Cette annonce, formulée lors de son discours à la nation à l’occasion du 66e anniversaire de l’indépendance de la République démocratique du Congo, intervient en pleine tempête politique concernant une éventuelle modification de la Constitution.
Du point de vue fondement juridique, le chef de l’État a invoqué l’article 160, alinéa 3 de la Constitution pour justifier cette saisine, la présentant comme une démarche visant à renforcer l’État de droit et la coopération interinstitutionnelle.
Tout en évitant de se prononcer sur le fond de la loi, Félix Tshisekedi a défendu la légitimité du Parlement (Assemblée nationale et Sénat), rappelant que les chambres ont exercé pleinement leurs prérogatives en votant ce texte mi-juin 2026.
Cette décision retarde temporairement la mise en application du texte, alors que plusieurs cadres de la majorité présidentielle (comme l’Union sacrée de la Nation) l’invitaient instamment à promulguer directement la loi après son adoption définitive.
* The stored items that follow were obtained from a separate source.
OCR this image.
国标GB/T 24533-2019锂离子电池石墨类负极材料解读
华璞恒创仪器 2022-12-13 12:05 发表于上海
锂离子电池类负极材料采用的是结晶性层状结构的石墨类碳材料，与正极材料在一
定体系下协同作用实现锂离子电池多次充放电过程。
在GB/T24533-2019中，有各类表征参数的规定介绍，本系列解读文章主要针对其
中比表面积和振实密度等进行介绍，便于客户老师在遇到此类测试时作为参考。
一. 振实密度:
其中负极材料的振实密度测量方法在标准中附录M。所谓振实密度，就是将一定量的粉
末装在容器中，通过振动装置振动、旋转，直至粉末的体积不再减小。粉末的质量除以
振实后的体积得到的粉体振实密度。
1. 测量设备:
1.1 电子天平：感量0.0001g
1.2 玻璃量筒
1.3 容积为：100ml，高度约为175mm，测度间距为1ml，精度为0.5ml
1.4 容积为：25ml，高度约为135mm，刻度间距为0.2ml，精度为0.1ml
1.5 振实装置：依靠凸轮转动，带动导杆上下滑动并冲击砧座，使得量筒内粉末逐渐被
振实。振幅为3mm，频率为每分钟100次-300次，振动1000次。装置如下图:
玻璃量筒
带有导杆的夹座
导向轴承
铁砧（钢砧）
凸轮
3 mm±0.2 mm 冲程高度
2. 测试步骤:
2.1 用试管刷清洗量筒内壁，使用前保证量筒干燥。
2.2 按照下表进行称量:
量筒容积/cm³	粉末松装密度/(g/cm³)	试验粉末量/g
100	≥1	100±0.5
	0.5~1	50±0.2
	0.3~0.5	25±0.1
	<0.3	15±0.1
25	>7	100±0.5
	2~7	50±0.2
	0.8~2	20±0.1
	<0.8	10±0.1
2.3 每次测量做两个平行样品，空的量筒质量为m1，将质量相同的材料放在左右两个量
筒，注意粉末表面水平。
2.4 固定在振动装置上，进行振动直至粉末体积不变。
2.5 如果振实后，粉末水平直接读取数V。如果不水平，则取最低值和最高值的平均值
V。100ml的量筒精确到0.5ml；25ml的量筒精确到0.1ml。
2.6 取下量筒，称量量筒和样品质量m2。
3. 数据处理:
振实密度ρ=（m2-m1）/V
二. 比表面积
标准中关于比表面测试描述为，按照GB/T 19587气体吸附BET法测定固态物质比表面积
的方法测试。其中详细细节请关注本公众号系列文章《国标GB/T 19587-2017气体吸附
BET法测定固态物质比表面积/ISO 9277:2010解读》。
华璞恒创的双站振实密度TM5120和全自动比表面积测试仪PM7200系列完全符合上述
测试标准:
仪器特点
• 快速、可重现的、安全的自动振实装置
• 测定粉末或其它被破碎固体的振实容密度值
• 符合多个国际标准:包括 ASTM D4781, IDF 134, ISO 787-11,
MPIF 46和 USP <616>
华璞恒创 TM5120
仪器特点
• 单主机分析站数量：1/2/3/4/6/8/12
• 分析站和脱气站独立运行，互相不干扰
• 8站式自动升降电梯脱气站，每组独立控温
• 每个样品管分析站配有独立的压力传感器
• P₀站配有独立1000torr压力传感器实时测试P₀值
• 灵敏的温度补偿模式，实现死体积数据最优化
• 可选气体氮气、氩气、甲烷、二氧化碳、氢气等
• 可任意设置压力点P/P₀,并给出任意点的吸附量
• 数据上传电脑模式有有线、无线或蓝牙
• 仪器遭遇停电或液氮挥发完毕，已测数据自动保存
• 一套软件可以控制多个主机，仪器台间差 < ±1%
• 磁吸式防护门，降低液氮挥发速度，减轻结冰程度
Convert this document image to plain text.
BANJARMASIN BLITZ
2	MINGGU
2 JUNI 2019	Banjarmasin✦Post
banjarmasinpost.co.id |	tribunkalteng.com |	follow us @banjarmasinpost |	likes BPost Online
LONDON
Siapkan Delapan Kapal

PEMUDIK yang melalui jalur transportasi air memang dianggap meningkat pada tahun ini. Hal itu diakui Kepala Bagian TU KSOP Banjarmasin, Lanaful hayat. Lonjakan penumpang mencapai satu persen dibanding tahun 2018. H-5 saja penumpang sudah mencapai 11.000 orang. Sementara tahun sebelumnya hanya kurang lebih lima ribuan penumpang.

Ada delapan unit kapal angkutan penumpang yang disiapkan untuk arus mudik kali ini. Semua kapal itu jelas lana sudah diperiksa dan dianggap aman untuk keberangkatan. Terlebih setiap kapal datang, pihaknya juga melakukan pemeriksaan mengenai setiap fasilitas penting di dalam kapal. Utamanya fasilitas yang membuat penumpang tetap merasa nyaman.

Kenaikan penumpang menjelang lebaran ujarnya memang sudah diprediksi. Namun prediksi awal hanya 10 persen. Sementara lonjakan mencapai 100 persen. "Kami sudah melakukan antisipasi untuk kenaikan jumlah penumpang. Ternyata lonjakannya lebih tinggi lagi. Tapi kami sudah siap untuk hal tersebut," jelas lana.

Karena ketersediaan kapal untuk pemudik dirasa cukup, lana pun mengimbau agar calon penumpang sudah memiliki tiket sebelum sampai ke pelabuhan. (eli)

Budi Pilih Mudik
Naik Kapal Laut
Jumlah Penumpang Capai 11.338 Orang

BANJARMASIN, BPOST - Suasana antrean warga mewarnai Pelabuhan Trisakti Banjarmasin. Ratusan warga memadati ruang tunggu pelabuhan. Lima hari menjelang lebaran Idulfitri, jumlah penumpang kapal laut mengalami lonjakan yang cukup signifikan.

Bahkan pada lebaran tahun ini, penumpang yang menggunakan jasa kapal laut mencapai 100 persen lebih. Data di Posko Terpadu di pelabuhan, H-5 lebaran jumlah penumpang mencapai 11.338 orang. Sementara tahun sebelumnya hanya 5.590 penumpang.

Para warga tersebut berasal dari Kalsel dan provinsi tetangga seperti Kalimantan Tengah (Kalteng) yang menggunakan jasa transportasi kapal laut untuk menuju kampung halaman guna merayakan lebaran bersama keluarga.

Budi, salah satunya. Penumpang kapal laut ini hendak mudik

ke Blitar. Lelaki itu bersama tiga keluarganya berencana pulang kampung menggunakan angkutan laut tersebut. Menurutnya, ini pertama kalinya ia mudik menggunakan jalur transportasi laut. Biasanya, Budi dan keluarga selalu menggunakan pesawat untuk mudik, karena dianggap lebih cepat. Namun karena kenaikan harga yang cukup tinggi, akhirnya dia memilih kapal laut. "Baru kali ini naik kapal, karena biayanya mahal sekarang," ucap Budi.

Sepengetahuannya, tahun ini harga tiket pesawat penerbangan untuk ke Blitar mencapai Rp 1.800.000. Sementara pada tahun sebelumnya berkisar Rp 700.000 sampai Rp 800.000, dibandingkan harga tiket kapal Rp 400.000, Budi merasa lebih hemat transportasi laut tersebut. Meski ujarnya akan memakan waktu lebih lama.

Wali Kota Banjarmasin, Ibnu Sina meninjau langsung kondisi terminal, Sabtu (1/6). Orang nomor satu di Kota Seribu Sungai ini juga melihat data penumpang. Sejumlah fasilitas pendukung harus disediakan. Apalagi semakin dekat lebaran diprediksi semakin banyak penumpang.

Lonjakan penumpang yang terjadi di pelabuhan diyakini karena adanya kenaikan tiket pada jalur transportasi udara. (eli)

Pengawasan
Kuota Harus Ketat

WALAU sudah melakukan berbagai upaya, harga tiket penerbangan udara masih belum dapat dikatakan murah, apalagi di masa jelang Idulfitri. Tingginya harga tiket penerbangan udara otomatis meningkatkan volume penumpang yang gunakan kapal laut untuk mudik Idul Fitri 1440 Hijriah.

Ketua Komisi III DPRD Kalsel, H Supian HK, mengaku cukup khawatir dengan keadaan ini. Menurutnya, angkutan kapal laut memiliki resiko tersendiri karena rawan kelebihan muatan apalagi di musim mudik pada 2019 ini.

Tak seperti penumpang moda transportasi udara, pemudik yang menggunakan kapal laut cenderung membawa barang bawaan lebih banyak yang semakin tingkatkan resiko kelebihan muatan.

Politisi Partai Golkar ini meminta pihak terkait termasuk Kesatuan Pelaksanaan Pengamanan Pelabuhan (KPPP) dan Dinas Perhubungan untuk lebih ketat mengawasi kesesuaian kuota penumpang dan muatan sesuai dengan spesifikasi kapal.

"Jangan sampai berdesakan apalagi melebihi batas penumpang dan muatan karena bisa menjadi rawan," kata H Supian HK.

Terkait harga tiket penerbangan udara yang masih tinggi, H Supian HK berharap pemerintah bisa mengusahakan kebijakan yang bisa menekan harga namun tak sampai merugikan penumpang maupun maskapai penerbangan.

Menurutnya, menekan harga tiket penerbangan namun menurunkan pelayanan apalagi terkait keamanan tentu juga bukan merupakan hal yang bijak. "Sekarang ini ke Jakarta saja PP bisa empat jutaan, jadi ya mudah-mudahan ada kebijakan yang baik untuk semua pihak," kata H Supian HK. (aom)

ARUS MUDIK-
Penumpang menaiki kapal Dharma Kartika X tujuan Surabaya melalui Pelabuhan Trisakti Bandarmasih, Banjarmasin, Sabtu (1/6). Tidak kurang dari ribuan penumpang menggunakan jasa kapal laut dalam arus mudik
Il y a lieu de savoir que, l4’adoption de cette loi fixant les modalités d’organisation d’un référendum suscite d’intenses controverses en RDC, les partis d’opposition et plusieurs organisations de la société civile dénoncent un « complot contre la Constitution ». Ils craignent que ce texte ne serve de pièce maîtresse pour modifier les articles verrouillés (notamment l’article 220 limitant le nombre de mandats) afin de permettre à Félix Tshisekedi de briguer un troisième mandat au-delà de 2028.
Tandis que le camp présidentiel affirme de son côté que la Constitution actuelle (datant de 2006) n’est plus adaptée aux réalités du pays et qu’il est légitime de redonner la parole au peuple souverain par le biais du référendum.
Face à ce qu’elle qualifie de « coup d’État constitutionnel », l’opposition a d’ores et déjà appelé à une grande manifestation à Kinshasa prévue le 8 juillet 2026 pour exiger le retrait du texte et le respect strict du calendrier électoral.